Orin assertion deviceSupports(SHARED_ATOMICS) in cudaimgproc

I have a code which fails only on the Orin(Cuda 11.4, gcc-11.5.0) board with this message:

terminate called after throwing an instance of 'cv::Exception'
  what():  OpenCV(4.10.0-dev) ~/opencv_contrib/modules/cudaimgproc/src/canny.cpp:140: error: (-215:Assertion failed) deviceSupports(SHARED_ATOMICS) in function 'detect'

and works on my older Jetson TX2 (OpenCV version <4.10.0, but I checked this deviceSupports(…) function is there too).

I guess this 2023 year device is definitely supports these atomics, but function deviceSupports(…) return wrong result for some reason.

Which settings should I check to let this function return ‘true’?

If you don’t have a debug version then I guess its some classic printf debugging. What’s the output from

  const int devId = getDevice();
  DeviceInfo dev(devId);
  std::cout << "Device Id: " << devId << std::endl;
  int version = dev.majorVersion() * 10 + dev.minorVersion();
  std::cout << "Major: " << dev.majorVersion() << ", Minor: " << dev.minorVersion() << ", Version: " << version << std::endl;
  std::cout << "Built with shared atomics: " << TargetArchs::builtWith(SHARED_ATOMICS) << std::endl;

What’s your CMake configuration output, specifically the CUDA part which specifies the selected architectures?

Your code print:

Device Id: 0
Major: 8, Minor: 7, Version: 87
Built with shared atomics: 0

My CMake:

set(CUDA_VERSION 11.4)
set(CMAKE_CUDA_ARCHITECTURES 87)
message(STATUS "CUDA architecture is set to " ${CMAKE_CUDA_ARCHITECTURES} )

Prints 87

jtop shows the same:
L4T: 35.3.1
Jetpack: 5.1.1
CUDA Arch BIN: 8.7
CUDA: 11.4.315

Do you mean I need to recompile OpenCV using debugging option?

No, I meant if you didn’t have a version we could debug, but the output above was sufficient.

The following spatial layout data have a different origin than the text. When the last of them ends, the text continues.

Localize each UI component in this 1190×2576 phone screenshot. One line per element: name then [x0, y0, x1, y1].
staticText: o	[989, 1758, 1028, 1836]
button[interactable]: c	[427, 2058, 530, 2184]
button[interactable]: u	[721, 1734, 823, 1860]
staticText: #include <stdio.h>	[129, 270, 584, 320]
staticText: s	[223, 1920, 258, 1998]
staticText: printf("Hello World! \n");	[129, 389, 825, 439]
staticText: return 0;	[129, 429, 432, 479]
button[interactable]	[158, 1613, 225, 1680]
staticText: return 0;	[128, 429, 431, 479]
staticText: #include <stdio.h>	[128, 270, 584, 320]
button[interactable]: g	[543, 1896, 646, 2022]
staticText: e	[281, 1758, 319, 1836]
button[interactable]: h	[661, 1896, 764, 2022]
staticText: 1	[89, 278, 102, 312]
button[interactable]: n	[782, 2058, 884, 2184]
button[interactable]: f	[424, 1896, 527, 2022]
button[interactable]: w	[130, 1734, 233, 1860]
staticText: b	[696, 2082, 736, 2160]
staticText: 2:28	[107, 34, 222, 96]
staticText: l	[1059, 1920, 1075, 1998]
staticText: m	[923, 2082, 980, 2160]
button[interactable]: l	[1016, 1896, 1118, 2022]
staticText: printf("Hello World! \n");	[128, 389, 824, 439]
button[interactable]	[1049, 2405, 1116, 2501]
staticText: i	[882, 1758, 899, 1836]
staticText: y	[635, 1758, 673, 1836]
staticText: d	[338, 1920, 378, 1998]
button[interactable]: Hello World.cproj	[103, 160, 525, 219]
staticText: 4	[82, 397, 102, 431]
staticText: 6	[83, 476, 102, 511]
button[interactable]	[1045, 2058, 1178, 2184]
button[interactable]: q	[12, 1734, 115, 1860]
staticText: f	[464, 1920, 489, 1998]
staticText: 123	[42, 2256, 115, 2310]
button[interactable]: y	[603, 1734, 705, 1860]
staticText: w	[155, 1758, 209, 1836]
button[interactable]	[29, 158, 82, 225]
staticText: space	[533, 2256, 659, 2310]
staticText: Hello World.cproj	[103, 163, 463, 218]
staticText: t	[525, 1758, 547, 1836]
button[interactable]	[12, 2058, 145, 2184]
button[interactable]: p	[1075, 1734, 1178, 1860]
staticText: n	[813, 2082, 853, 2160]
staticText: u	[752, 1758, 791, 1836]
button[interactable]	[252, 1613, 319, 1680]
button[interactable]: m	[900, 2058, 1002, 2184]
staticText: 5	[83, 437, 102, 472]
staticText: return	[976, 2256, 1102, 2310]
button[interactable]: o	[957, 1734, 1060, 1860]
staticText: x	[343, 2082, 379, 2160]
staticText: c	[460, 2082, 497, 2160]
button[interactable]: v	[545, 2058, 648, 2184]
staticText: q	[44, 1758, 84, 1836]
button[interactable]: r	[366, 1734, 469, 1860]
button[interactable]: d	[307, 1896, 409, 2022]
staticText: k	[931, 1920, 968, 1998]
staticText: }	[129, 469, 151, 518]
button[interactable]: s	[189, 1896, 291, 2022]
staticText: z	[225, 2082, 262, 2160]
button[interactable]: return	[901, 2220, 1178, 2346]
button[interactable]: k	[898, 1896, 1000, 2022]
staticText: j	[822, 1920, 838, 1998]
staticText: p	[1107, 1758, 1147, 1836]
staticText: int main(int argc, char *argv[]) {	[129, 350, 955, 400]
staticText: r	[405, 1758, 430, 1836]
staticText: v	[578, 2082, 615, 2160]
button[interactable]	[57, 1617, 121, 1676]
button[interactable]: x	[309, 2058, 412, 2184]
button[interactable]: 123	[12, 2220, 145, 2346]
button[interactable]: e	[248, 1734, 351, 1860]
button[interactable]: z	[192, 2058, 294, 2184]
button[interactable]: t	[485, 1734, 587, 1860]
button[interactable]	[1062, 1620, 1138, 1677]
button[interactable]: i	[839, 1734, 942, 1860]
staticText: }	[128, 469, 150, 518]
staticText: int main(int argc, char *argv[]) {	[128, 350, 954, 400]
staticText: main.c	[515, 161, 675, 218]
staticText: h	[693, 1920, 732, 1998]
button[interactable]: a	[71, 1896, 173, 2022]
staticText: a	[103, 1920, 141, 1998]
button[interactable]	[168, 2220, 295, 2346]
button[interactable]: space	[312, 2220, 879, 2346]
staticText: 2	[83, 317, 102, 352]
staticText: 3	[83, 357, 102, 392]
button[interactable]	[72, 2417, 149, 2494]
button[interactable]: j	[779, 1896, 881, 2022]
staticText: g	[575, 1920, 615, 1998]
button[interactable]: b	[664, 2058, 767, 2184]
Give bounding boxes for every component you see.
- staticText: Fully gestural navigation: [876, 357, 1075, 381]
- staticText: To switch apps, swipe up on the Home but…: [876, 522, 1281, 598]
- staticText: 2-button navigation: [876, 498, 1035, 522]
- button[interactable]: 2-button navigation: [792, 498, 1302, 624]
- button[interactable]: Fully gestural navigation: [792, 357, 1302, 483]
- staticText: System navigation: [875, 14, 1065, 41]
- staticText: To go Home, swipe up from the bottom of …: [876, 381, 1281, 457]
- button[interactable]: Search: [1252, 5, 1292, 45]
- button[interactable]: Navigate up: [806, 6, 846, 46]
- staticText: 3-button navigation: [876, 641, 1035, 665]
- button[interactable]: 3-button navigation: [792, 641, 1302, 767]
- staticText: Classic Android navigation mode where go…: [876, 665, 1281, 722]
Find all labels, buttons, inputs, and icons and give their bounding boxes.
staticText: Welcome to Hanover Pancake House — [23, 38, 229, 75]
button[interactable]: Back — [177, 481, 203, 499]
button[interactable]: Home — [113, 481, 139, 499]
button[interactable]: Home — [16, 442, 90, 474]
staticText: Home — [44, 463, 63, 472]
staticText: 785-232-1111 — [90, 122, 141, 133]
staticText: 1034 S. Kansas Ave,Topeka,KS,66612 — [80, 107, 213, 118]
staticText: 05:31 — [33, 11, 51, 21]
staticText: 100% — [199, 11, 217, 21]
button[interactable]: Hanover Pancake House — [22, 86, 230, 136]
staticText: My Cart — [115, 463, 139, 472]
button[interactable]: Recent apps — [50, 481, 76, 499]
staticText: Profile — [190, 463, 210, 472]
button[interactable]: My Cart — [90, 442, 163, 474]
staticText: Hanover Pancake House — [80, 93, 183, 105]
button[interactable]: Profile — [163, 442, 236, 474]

The CMake configuration output for CUDA should similar to

NVIDIA CUDA: YES (ver 12.5, CUFFT CUBLAS NVCUVID NVCUVENC)
NVIDIA GPU arch: 50 52 53 60 61 62 70 72 75 80 86 87 89 90
NVIDIA PTX archs: 90

cuDNN: YES (ver 9.2.0)

Can you post your values for the following variables in CMakeVars.txt in your build folder?

OPENCV_CUDA_ARCH_BIN= 86
OPENCV_CUDA_ARCH_FEATURES= 86 86
OPENCV_CUDA_ARCH_PTX= 86

How did you specify the architecture to use when building OpenCV,
CUDA_ARCH_BIN, CUDA_ARCH_PTX, CMAKE_CUDA_ARCHITECTURES
or CUDA_GENERATION?

Thank you for the variables names in the settings. I’ve check PC OpenCV cmake out, it was:

NVIDIA CUDA:                   YES (ver 12.1, CUFFT CUBLAS)
    NVIDIA GPU arch:             50 52 60 61 70 75 80 86 89 90
    NVIDIA PTX archs:

So PTX was empty. While on Orin both PTX and ARCH was empty:

NVIDIA CUDA:                   YES (ver 11.4, CUFFT CUBLAS)
   NVIDIA GPU arch:
   NVIDIA PTX archs:

Probably something changed in ocv distrib and now I have to set these values manually while I never did this before. Since Orin is headless, I’ve added
-DCUDA_ARCH_BIN=8.6 -DCUDA_ARCH_PTX=8.6
and rebuild ocv (btw switched to gcc-10 since gcc-11 gives error). Now your code prints:

Built with shared atomics: 1

And my project cmake prints:

- CUDA_VERSION: 11.4
- CMAKE_CUDA_ARCHITECTURES: 87
- CUDA_ARCH_BIN: 86
- CUDA_ARCH_PTX: 86
- CUDA_GENERATION: 

And now everything works fine.
I am very appreciated for your quick response.

1 Like

I think the default OpenCV architecture search may be disabled on Jetson boards but I’ll need to check.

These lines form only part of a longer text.